C’est le but de Xavier, Émeline, Sébastien et Romane attablés dans un restaurant étoilé de la banlieue parisienne que l’un d’entre eux vient de découvrir. Le premier fait une pause après avoir terminé sa « langoustine rôtie, émulsion de citron vert et gelée de fenouil ». Et il dit :
— J’ai lu que Dominique Pelicot cherche un éditeur pour publier un recueil de poèmes qu’il a écrit en prison, en peu de temps finalement, à moins qu’il ne l’ait commencé avant. Je lui conseillerais plutôt l’autoédition, comme l’a fait Léna situation qui a créé « Léna édition » pour publier son livre.
— Ah oui, répond Romane, son livre sur le développement personnel qui a cartonné… Beaucoup de gens ont besoin de se développer personnellement… Mais moi, ça va, j’arrive à me développer à ma manière… Et quant à Dominique Pelicot, j’aimerais qu’il se fasse oublier, celui-là !
Émeline sourit :
— C’est peut-être l’objectif de Ségolène Royal : se développer personnellement en faisant le « don de sa personne à la France », comme l’avait fait Pétain : elle n’exclut pas de faire un « ticket » avec Dominique de Villepin pour 2027…
— Je pense qu’il faut s’attendre à tout, ajoute Xavier… Ce serait comme un mariage blanc…
Romane le fusille du regard :
— Tu fais allusion au mariage refusé par le maire de Chessy ? Rien ne prouve qu’il s’agisse d’un mariage blanc !
— Mais je n’ai pas dit ça, et je n’ai rien contre cet homme. Mais c’est un Algérien en situation d’OQTF qui veut se marier avec une Finlandaise en France. Pourquoi ne se marie-t-il pas en Finlande ou en Algérie ?
Sébastien, qui pose son verre de sancerre, se porte au secours de sa femme :
— On ne doit pas empêcher le mariage en raison de l’OQTF. Une enquête a été faite. D’ailleurs, le procureur de Meaux a été très clair sur le sujet.
Xavier hausse les épaules :
— Excuse-moi, mais j’ai été moyennement convaincu par ses explications. D’abord, il a situé le débat sur le plan du mariage blanc, et je pense que ce n’est pas le sujet. Le sujet, et je suis désolé d’insister, c’est l’OQTF, qui devient plutôt, comme le dit Michel Onfray, une ORTF, c'est-à-dire une « occasion de rester sur le territoire français »…
— Michel Onfray est de droite ! l’interrompt Romane.
— Je blaguais… Donc, un étranger, quand il est sous le coup d’une OQTF, dispose au maximum de trente jours pour quitter le territoire français. Si, au bout de ces trente jours, il est toujours en France et qu’il se fait interpeller pour une raison quelconque, il doit être reconduit manu militari à la frontière, c’est du moins ce que dit la loi. Or, à Chessy, que s’est-il passé ? L’étranger en question s’est présenté à la mairie pour demander à être marié. Les autorités ont donc connaissance de sa situation, à savoir le fait qu’il n’a pas respecté l’OQTF, et il doit être reconduit à la frontière. Un point, c’est tout !
Romane lance :
— Il faut un peu d’humanité pour ce genre de cas…
— D’accord, mais c’est de deux choses l’une : soit on abroge la loi sur les OQTF, par humanité – pourquoi pas… – pour éviter qu’un maire qui refuse de procéder au mariage se retrouve dans l’illégalité ; soit on applique la loi. Mais on ne reste pas dans cet entre-deux !
— Eh bien justement, j’aimerais que vous fassiez preuve d’humanité, intervient Émeline, et que vous changiez de sujet. Sinon, le repas va mal tourner…

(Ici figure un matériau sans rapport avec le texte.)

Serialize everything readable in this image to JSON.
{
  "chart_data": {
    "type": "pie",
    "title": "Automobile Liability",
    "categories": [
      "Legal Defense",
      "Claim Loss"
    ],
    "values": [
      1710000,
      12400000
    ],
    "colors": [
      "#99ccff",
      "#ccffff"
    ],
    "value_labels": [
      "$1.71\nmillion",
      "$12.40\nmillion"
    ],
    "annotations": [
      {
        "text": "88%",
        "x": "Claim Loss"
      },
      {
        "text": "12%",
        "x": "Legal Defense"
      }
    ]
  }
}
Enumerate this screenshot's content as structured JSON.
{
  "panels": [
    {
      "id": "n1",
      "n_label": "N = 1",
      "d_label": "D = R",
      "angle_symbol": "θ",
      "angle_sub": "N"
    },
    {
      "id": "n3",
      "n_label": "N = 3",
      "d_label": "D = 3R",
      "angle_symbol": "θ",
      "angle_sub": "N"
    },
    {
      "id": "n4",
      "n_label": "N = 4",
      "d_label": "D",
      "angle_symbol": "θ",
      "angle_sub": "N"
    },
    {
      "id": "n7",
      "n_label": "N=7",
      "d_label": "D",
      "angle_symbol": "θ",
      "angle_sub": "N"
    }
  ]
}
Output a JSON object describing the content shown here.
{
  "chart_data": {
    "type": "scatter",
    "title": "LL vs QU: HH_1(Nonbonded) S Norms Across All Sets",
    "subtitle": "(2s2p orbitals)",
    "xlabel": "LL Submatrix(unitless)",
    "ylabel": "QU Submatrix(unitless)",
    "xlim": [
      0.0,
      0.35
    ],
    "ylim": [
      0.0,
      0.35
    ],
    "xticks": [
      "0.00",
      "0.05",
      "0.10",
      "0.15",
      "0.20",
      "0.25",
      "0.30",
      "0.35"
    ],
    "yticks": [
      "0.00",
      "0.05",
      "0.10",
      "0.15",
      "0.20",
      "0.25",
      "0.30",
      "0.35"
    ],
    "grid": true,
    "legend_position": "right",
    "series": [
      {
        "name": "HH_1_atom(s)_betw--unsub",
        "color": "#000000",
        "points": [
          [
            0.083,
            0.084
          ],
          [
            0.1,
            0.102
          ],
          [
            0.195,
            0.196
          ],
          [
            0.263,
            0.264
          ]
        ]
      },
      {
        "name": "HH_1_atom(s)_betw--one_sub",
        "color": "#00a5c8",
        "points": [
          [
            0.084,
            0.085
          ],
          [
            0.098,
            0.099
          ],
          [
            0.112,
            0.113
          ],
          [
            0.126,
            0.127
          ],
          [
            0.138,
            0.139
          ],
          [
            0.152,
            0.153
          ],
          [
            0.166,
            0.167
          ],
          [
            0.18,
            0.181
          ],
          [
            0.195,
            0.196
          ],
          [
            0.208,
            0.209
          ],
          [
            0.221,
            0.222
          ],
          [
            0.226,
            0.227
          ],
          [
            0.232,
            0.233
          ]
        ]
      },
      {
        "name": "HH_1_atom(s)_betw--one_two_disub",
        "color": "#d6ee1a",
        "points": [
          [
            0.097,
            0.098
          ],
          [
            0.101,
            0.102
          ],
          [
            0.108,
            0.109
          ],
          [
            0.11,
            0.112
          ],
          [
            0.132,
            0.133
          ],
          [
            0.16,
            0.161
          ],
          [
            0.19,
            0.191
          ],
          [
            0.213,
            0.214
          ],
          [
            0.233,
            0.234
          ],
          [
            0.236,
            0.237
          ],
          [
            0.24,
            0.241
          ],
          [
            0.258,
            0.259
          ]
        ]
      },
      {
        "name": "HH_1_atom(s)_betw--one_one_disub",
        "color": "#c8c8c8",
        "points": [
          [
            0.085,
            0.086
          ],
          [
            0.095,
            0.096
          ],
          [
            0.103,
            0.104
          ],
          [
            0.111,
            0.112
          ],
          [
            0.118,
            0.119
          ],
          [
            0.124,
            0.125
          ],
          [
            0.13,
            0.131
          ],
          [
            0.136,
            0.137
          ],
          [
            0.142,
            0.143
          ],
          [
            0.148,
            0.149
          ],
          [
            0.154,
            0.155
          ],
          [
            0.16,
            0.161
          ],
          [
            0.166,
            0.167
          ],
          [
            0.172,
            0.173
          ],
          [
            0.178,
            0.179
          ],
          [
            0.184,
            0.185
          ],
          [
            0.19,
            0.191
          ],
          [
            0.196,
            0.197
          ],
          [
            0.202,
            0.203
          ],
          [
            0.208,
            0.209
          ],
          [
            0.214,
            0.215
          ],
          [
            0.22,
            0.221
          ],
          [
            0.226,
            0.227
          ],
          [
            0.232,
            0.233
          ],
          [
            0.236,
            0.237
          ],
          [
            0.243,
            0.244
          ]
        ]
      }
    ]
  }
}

— Et tu me traiteras de « sale conne » ? s’esclaffe Romane. Mais non, moi aussi, je blague…
Éclats de rire, puis Romane reprend :
— Mais blague à part, après un coup comme ça, je pense que Brigitte Macron devrait démissionner…
Élise s’interroge :
— Démissionner ? Mais démissionner de quoi ?
— Bonne question, observe Sébastien, hilare.
— De toute façon, c’est une conversation privée qui s’est retrouvée dans l’espace public. Brigitte Macron serait en droit d’attaquer en justice celui ou celle qui l’a enregistrée à son insu !
— Allons Xavier, c’est la trêve des confiseurs, alors mange ! ordonne Romane. Ne fais pas attendre les huîtres !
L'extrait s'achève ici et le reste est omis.